Caring for the Critically Ill Patient Section Editor: Deborah J. Cook, MD, Consulting Editor, JAMA
Context Several nutrients have been shown to influence immunologic and inflammatory
responses in humans. Whether these effects translate into an improvement in
clinical outcomes in critically ill patients remains unclear.
Objective To examine the relationship between enteral nutrition supplemented with
immune-enhancing nutrients and infectious complications and mortality rates
in critically ill patients.
Data Sources The databases of MEDLINE, EMBASE, Biosis, and CINAHL were searched for
articles published from 1990 to 2000. Additional data sources included the
Cochrane Controlled Trials Register from 1990 to 2000, personal files, abstract
proceedings, and relevant reference lists of articles identified by database
Study Selection A total of 326 titles, abstracts, and articles were reviewed. Primary
studies were included if they were randomized trials of critically ill or
surgical patients that evaluated the effect of enteral nutrition supplemented
with some combination of arginine, glutamine, nucleotides, and omega-3 fatty
acids on infectious complication and mortality rates compared with standard
enteral nutrition, and included clinically important outcomes, such as mortality.
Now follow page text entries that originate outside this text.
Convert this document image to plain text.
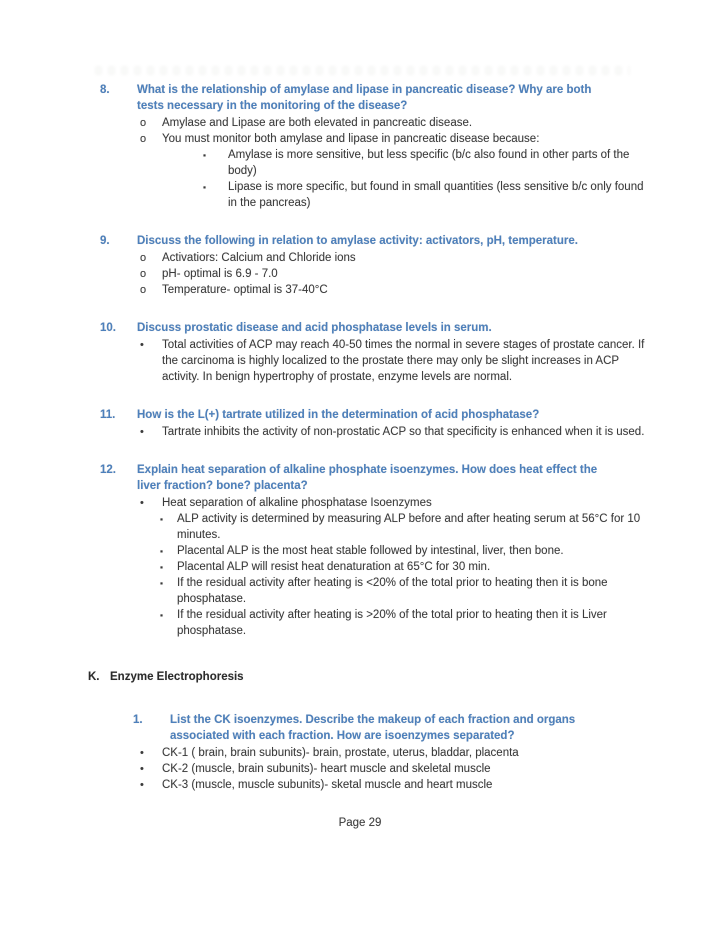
8.	What is the relationship of amylase and lipase in pancreatic disease? Why are both tests necessary in the monitoring of the disease?
o	Amylase and Lipase are both elevated in pancreatic disease.
o	You must monitor both amylase and lipase in pancreatic disease because:
▪	Amylase is more sensitive, but less specific (b/c also found in other parts of the body)
▪	Lipase is more specific, but found in small quantities (less sensitive b/c only found in the pancreas)
9.	Discuss the following in relation to amylase activity: activators, pH, temperature.
o	Activatiors: Calcium and Chloride ions
o	pH- optimal is 6.9 - 7.0
o	Temperature- optimal is 37-40°C
10.	Discuss prostatic disease and acid phosphatase levels in serum.
•	Total activities of ACP may reach 40-50 times the normal in severe stages of prostate cancer. If the carcinoma is highly localized to the prostate there may only be slight increases in ACP activity. In benign hypertrophy of prostate, enzyme levels are normal.
11.	How is the L(+) tartrate utilized in the determination of acid phosphatase?
•	Tartrate inhibits the activity of non-prostatic ACP so that specificity is enhanced when it is used.
12.	Explain heat separation of alkaline phosphate isoenzymes. How does heat effect the liver fraction? bone? placenta?
•	Heat separation of alkaline phosphatase Isoenzymes
▪	ALP activity is determined by measuring ALP before and after heating serum at 56°C for 10 minutes.
▪	Placental ALP is the most heat stable followed by intestinal, liver, then bone.
▪	Placental ALP will resist heat denaturation at 65°C for 30 min.
▪	If the residual activity after heating is <20% of the total prior to heating then it is bone phosphatase.
▪	If the residual activity after heating is >20% of the total prior to heating then it is Liver phosphatase.
K. Enzyme Electrophoresis
1.	List the CK isoenzymes. Describe the makeup of each fraction and organs associated with each fraction. How are isoenzymes separated?
•	CK-1 ( brain, brain subunits)- brain, prostate, uterus, bladdar, placenta
•	CK-2 (muscle, brain subunits)- heart muscle and skeletal muscle
•	CK-3 (muscle, muscle subunits)- sketal muscle and heart muscle
Page 29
Data Extraction Methodological quality of individual studies was scored and necessary
data were abstracted in duplicate and independently.
Data Synthesis Twenty-two randomized trials with a total of 2419 patients compared
the use of immunonutrition with standard enteral nutrition in surgical and
critically ill patients. With respect to mortality, immunonutrition was associated
with a pooled risk ratio (RR) of 1.10 (95% confidence interval [CI], 0.93-1.31).
Immunonutrition was associated with lower infectious complications (RR, 0.66;
95% CI, 0.54-0.80). Since there was significant heterogeneity across studies,
we examined several a priori subgroup analyses. We found that studies using
commercial formulas with high arginine content were associated with a significant
reduction in infectious complications and a trend toward a lower mortality
rate compared with other immune-enhancing diets. Studies of surgical patients
were associated with a significant reduction in infectious complication rates
compared with studies of critically ill patients. In studies of critically
ill patients, studies with a high-quality score were associated with increased
mortality and a significant reduction in infectious complication rates compared
with studies with a low-quality score.
Conclusion Immunonutrition may decrease infectious complication rates but it is
not associated with an overall mortality advantage. However, the treatment
effect varies depending on the intervention, the patient population, and the
methodological quality of the study.